Melancholia

Yönetmen: Lars von Trier
Senaryo: Lars von Trier
Yapım Yılı: 2011, Danimarka – İsveç.
Oynayanlar: Kirsten Dunst, Charlotte Gainsbourg, Kiefer Sutherland, Alexander Skarsgard, Brady Corbet, Cameron Spurr, Charlotte Rampling, Jesper Christensen, John Hurt, Stellan Skarsgard, Udo Kier, James Cagnard, Deborah Franko, Charlotta Miller, Claire Miller

Dünyamız son günlerini yaşıyorsa ve üstelik siz bunun farkındaysanız ne yapardınız? Arkadaş sohbetlerinin klasik sorularından birisidir bu. Genel olarak cevaplar “her şeyi bırakır eğlenirim” çözümünden “dua etmeye başlardım”a kadar gider. Başımıza böyle bir şey gelene kadar aslında ne olacağını ya da ne yapacağımızı kestirmek çok da mümkün olmasa gerek. Sıradan bir olumsuzluktan bahsetmiyoruz, söz konusu olan tüm dünyanın her şeyiyle yok olmasıdır. Bizim bilmediğimiz bir zaman aralığında ve aniden bir yok oluş belki kabul edilebilir ama yavaş yavaş yaklaşan ve kaçamayacağımız bir sonu yaşamak oldukça zor olacaktır. Genelde Amerikan filmlerinde mutlaka bir süper-kahraman çıkar ve bizi bu sondan kurtarır ama ne gerçek dünyada ne de gerçek sinemada maalesef böyle süper kahramanlar, inanılmaz silahlar ya da son anda doğru hamleyi yapan bilim insanları yok.

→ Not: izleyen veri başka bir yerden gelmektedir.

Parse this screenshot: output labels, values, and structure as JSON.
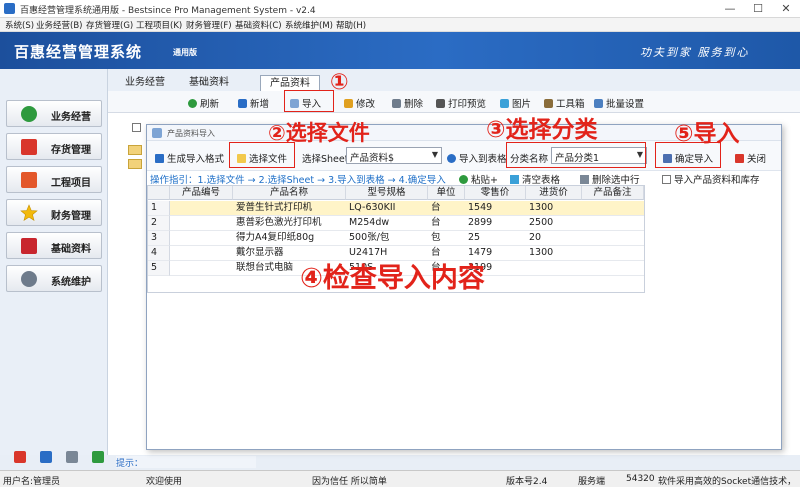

Filmin oldukça uzun bir açılış sahnesi var. Fotoğraflarla ya da daha doğrusu fotoğraf tabanlı görüntülerle süslenmiş olan bu bölüm her ne kadar monoton bir hava verse de sahneler o kadar güzel ki, kendinizi kaptırmadan edemiyorsunuz. Açıkcası filmin hemen başındaki bu sahneler bende “of yine mi sıkıcı bir Avrupa filmi” duygusu yaratmadı değil, belki fotoğrafçılıkla ilgiliendiğim için yine de keyif aldım ve sonrası zaten sıradışıydı. Film iki bölümden oluşuyor. Birinci bölüm kızkardeşlerden ilki Justine (Kirsten Dunst) üzerine kurulu. Bu bölümde Justine’nin fiyaskoya dönem düğün töreninde buluyoruz kendimizi. Hareketli kamera çekimleri bize kendimizi misafirlerden birisi gibi hissettiriyor. Justine, evleneceği genç adam Michael (Alexander Skarsgard), Justine’in kızkardeşi Claire (Charlotte Gainsbourg) ve Claire’in düşünceli / nazik eşi John (Kiefer Sutherland) bize hoş bir düğün hazırlıyorlar gibi duruyor ama belli ki bir şeyler yanlış. Çok mutlu olunması ve eğlenilmesi gereken bu gecede tam bir depresyon söz konusu. Yönetmen Lars von Trier’in dehası bence bu havayı vermekte. Çünkü normalde herhangi bir olumsuzluk açık olarak görünmese de yaratılan hava mükemmel derecede depresif. Tabii burada Justine’nin kafasından nelerin geçtiğini ve sıkıntısının nedenini tahmin etmekte zorlanıyoruz; biraz varoluşçu bir açıdan bakacak olursak – belki de bu karara filmin sonunda varacağız – oradaki bütün yaşantıların gerçek anlamdan pek de önemli olmadığını ya da daha açık bir ifadeyle hemen hemen hiçbir şeyin önemli olmadığını bize hissetiren bir hava var filmde. Filmin birinci bölümü garip ve soru işaretleri ile dolu bitiyor.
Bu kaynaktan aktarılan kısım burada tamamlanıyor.